In an earlier post I asked, Who is the most loathsome philosopher in history? I suggested that Rousseau and Heidegger be considered top candidates.
Some more data relevant to Rousseau: He made his common-law wife leave all five of their infants at foundling hospitals, on the grounds that they’d be better off there and that he couldn’t afford to raise them.
Had he tried, Rousseau may very well have been incompetent as a father. Yet also relevant are these statistics for one foundling hospital in Paris: “Between 1771 and 1773 the Hotel-Dieu recorded mortality rates between 62 percent and 75 percent. French church registries of the same period show that in the private sector the death rate among infants was only 18 percent.”
(Source: “Children in European and American History.”)
Related: Rousseau on the education of children, in the Philosophers, Explained series.
Rousseau is definitely more loathsome than Heidegger. Heidegger lied a lot (according to Hannah Arendt) but he never personally killed anyone (let alone his own children). There is an additional reason. Yes, Heidegger was a Nazi, but he joined the movement. He didn’t start it. Rousseau, on the other hand, was the philosopher of choice for the radicals who turned the French Revolution into a bloodbath. In addition, Rousseau’s work was a strong influence on Kant.
A goodly number of Rousseau’s contemporaries agree with Mr. Marks — although they tended to lump Voltaire and Rousseau into the same wicket. Dr. Johnson, when asked their merits, replied, ‘Why, Sir, it is difficult to divide the portion of iniquity between them!” Rousseau started the “noble savage” nonsense, which implies that primitive peoples live more closely to [human] nature than do we. Diderot endorsed this primitivism in several essays, often claiming that the native diet, which could be picked off a tree, as in the breadfruit tree, surpassed corrupt civilized fare. Dr. Johnson again : He took the slice from a good loaf, held it up and said, “Nay, Sir, this is better than the breadfruit tree!”
I’d put Heidegger at the top and a lot of the Enlightenment philosophers were racist were they not?
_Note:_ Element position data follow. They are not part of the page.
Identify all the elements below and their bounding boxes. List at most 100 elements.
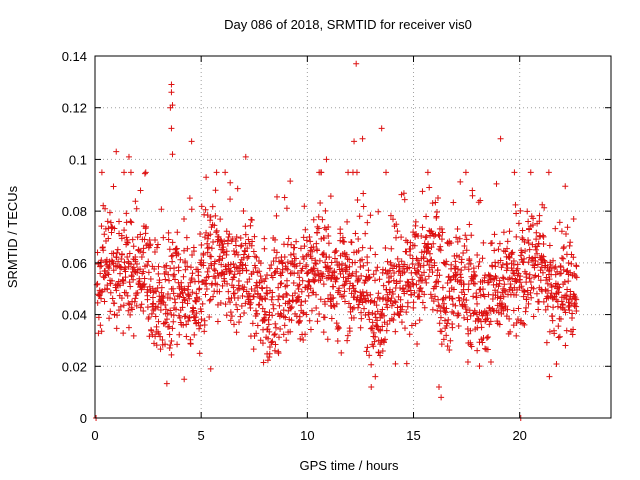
data-point [154, 304, 161, 311]
data-point [244, 293, 251, 300]
data-point [250, 268, 257, 275]
data-point [228, 313, 235, 320]
data-point [280, 307, 287, 314]
data-point [414, 340, 421, 347]
data-point [113, 148, 120, 155]
data-point [465, 330, 472, 337]
data-point [460, 296, 467, 303]
data-point [493, 274, 500, 281]
data-point [147, 275, 154, 282]
data-point [172, 306, 179, 313]
data-point [227, 309, 234, 316]
data-point [261, 245, 268, 252]
data-point [502, 288, 509, 295]
data-point [293, 238, 300, 245]
data-point [122, 274, 129, 281]
data-point [568, 260, 575, 267]
data-point [142, 230, 149, 237]
data-point [485, 279, 492, 286]
data-point [312, 272, 319, 279]
data-point [474, 347, 481, 354]
data-point [344, 332, 351, 339]
data-point [167, 295, 174, 302]
data-point [233, 329, 240, 336]
data-point [185, 318, 192, 325]
data-point [144, 262, 151, 269]
data-point [166, 323, 173, 330]
data-point [387, 212, 394, 219]
data-point [292, 255, 299, 262]
data-point [439, 229, 446, 236]
data-point [333, 300, 340, 307]
data-point [279, 259, 286, 266]
data-point [469, 187, 476, 194]
data-point [301, 243, 308, 250]
data-point [353, 268, 360, 275]
data-point [133, 260, 140, 267]
data-point [403, 309, 410, 316]
data-point [141, 236, 148, 243]
data-point [277, 310, 284, 317]
data-point [489, 239, 496, 246]
data-point [465, 266, 472, 273]
data-point [97, 263, 104, 270]
data-point [403, 248, 410, 255]
data-point [162, 276, 169, 283]
data-point [383, 169, 390, 176]
data-point [392, 328, 399, 335]
data-point [474, 252, 481, 259]
data-point [374, 317, 381, 324]
data-point [253, 330, 260, 337]
data-point [95, 314, 102, 321]
data-point [534, 250, 541, 257]
data-point [175, 251, 182, 258]
data-point [168, 89, 175, 96]
data-point [109, 295, 116, 302]
data-point [314, 318, 321, 325]
data-point [320, 329, 327, 336]
data-point [250, 248, 257, 255]
data-point [425, 273, 432, 280]
data-point [401, 325, 408, 332]
data-point [508, 275, 515, 282]
data-point [223, 248, 230, 255]
data-point [98, 295, 105, 302]
data-point [254, 322, 261, 329]
data-point [559, 301, 566, 308]
data-point [412, 222, 419, 229]
data-point [537, 277, 544, 284]
data-point [281, 194, 288, 201]
data-point [303, 311, 310, 318]
data-point [520, 320, 527, 327]
data-point [463, 247, 470, 254]
data-point [225, 288, 232, 295]
data-point [555, 334, 562, 341]
data-point [96, 292, 103, 299]
data-point [160, 234, 167, 241]
data-point [122, 264, 129, 271]
data-point [271, 332, 278, 339]
data-point [317, 169, 324, 176]
data-point [132, 198, 139, 205]
data-point [367, 291, 374, 298]
y-axis-label: SRMTID / TECUs [5, 185, 20, 288]
data-point [370, 329, 377, 336]
data-point [270, 301, 277, 308]
data-point [491, 247, 498, 254]
data-point [551, 265, 558, 272]
data-point [213, 169, 220, 176]
data-point [541, 204, 548, 211]
data-point [227, 268, 234, 275]
data-point [357, 324, 364, 331]
data-point [416, 317, 423, 324]
data-point [565, 304, 572, 311]
data-point [300, 234, 307, 241]
data-point [188, 138, 195, 145]
data-point [474, 300, 481, 307]
data-point [447, 337, 454, 344]
data-point [207, 365, 214, 372]
data-point [110, 267, 117, 274]
data-point [270, 258, 277, 265]
data-point [395, 268, 402, 275]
The idea that Heidegger is more loathsome than Rousseau is absurd. Heidegger was a Nazi, but so was all of Germany at the time, though Hitler did turn out to be a monster it was impossible to predict at the time despite what others would have you believe. The entire country loved Hitler, he had just brought Germany out of a major recession that the entire world was suffering from after WW1, no other country was able to do this. If you do some research you will see that pre-WW2 Hitler was greatly respected by all world leaders, including Americans, for this accomplishment. As for his racism, most refer to his black notebooks, where journalists have gone in and handpicked particular quotes out of thousands of pages. These examples show that Heidegger was an antisemite, but if you look further, you will see that he acknowledged his views as unreasonable, and new that they were simply an ingrained belief. Anyone with some sense will also realize that Heidegger’s views were not extreme for the time, you could go to America at the time and find that most people had the same feelings about the Jews. When Heidegger first joined the Nazi party he was appointed director of the Freiburg college in Germany, which was a position he held for less than a year because he refused to put up propaganda posters which promoted antisemitism. He also had a Jewish lover who was a notable scholar herself and who he had a relationship with for years and declared his true love at one point. The fact most overlooked by people is that Heidegger was majorly disappointed in the Nazi party, he had hoped for a revival of traditionalism with Hitler but instead found simply another modernist shift. The scholars who wish to dismiss his work today by using his past as ammunition are simply the ignorant who wish to stick to the simplistic philosophy of the time which focused on syntax rather than true metaphysics.